La valeur scientifique et pédagogique de l’antimonsélite est indéniable : elle alimente les collections universitaires, les cabinets de curiosités historiques, les musées d’histoire naturelle, ainsi que les travaux de recherche en minéralogie descriptive, cristallographie, géochimie et métallogénie.

Les amateurs de collection apprécient particulièrement les spécimens de l’antimonsélite remarquables par leur cristallographie, leur couleur ou leur provenance historique. Les anciennes collections dispersées constituent aussi un moyen d’acquérir des spécimens patrimoniaux documentés.


Questions Fréquentes sur l'Antimonsélite

Qu'est-ce que l'antimonsélite ?

L’Antimonsélite est une espèce minérale officiellement reconnue par l’IMA-CNMNC (International Mineralogical Association — Commission on New Minerals, Nomenclature and Classification). Elle appartient à la famille des sulfures.

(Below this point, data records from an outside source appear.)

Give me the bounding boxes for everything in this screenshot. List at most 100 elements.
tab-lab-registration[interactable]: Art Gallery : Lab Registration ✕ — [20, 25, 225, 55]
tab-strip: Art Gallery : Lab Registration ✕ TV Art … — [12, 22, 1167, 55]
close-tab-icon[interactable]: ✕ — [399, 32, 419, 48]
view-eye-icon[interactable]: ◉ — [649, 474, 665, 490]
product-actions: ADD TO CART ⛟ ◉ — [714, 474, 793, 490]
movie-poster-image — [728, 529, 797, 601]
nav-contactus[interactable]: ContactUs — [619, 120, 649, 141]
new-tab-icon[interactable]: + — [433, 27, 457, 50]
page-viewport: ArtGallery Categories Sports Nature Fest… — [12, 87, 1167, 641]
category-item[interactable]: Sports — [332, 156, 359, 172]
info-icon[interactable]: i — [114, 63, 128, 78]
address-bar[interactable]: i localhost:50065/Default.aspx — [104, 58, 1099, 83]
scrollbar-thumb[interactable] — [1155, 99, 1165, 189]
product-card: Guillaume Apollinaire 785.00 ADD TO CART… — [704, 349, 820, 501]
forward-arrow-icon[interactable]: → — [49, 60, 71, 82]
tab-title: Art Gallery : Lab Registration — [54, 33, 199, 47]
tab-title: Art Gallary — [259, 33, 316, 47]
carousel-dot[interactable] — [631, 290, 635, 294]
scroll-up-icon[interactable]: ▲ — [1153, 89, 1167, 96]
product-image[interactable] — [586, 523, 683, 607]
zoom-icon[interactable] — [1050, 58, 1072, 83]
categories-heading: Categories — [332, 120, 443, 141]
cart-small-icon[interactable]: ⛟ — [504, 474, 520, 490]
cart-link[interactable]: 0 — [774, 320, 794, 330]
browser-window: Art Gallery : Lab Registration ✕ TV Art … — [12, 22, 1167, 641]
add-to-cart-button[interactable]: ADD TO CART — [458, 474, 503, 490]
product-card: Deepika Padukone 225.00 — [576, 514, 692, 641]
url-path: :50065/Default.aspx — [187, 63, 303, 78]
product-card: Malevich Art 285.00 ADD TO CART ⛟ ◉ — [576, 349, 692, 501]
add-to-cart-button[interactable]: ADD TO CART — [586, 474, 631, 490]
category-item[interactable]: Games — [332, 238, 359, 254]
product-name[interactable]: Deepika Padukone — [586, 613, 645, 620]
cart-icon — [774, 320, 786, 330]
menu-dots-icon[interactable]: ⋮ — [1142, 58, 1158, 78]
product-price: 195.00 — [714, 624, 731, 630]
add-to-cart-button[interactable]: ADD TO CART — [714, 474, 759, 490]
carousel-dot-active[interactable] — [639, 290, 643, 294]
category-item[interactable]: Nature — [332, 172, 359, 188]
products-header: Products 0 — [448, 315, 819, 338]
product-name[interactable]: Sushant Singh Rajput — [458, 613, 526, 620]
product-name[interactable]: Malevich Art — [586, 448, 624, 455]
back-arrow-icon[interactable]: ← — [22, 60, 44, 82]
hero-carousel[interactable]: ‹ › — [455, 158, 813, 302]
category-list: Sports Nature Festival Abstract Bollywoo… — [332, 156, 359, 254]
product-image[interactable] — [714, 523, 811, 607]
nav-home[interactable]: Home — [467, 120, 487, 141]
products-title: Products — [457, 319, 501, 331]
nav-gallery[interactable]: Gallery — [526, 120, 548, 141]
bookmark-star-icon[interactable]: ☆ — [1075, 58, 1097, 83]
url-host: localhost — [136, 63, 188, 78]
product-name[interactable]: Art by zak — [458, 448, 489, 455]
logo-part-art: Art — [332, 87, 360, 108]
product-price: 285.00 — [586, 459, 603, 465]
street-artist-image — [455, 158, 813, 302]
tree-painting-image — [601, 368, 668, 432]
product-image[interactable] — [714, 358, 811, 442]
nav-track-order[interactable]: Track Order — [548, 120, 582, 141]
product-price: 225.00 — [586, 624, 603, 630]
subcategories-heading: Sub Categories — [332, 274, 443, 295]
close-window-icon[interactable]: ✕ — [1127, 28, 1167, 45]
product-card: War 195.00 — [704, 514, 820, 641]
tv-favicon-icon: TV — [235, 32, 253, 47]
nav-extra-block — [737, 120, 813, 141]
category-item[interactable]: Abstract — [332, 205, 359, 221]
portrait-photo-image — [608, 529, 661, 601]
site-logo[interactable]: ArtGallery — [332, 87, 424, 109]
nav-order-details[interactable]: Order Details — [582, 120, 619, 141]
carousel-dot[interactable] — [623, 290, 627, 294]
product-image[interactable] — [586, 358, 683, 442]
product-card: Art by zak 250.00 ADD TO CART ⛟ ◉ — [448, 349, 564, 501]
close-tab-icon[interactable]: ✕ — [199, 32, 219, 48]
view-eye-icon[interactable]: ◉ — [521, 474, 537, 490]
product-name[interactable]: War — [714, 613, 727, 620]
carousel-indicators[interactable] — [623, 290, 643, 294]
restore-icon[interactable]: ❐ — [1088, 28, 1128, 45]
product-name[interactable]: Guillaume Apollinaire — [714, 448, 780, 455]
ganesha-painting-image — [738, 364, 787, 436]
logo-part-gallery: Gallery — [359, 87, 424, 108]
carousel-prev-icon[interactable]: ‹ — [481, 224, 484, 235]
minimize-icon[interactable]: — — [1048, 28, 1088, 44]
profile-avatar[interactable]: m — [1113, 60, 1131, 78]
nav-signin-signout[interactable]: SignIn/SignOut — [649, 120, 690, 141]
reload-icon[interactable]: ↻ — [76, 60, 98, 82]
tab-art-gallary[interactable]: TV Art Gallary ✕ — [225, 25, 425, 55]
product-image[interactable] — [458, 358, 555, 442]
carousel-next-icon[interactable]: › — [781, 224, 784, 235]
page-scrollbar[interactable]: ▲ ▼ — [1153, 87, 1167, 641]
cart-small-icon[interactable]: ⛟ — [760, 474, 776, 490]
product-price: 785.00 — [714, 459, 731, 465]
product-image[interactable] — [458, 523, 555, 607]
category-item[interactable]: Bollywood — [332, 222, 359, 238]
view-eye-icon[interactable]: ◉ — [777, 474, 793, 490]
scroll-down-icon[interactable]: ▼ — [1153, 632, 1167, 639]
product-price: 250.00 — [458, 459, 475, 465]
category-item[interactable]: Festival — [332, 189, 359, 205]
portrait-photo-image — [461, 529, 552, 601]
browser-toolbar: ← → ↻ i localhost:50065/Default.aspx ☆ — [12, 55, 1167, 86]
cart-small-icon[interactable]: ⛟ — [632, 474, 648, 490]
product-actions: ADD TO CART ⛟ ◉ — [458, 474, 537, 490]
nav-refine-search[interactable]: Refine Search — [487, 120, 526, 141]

Sa formule chimique est Sb2Se3. Cette espèce figure dans les nomenclatures minéralogiques de référence et fait l’objet de descriptions scientifiques détaillées.

Quelle est la formule chimique de l'antimonsélite ?

La formule chimique idéale de l’antimonsélite est Sb2Se3. Dans la nature, des variations de composition mineures (substitutions ioniques, impuretés) peuvent être observées et moduler légèrement les propriétés physiques du minéral.

Quelles sont les propriétés cristallographiques de l'antimonsélite ?

Ce minéral cristallise dans le système Orthorhombique. Ces caractéristiques permettent son identification et le situent précisément dans la classification minéralogique internationale. Pour la fiche technique complète, consultez la section Propriétés Minéralogiques ci-dessus.

Où trouve-t-on l'antimonsélite dans le monde ?

Les gisements de l’antimonsélite sont recensés dans les bases de données minéralogiques internationales. La plateforme Mindat.org offre une cartographie détaillée des occurrences documentées, mise à jour collaborativement par la communauté minéralogique mondiale. Chaque gisement apporte des spécimens aux caractéristiques propres, reflétant les conditions géologiques locales.

Quels sont les principaux usages de l'antimonsélite ?

L’Antimonsélite est principalement d’intérêt pour les collections scientifiques et privées, l’enseignement universitaire et les recherches en minéralogie descriptive. Selon sa composition chimique, elle peut aussi présenter un intérêt comme minerai ou matière première industrielle. Sa dureté relativement modérée limite en revanche son usage en bijouterie.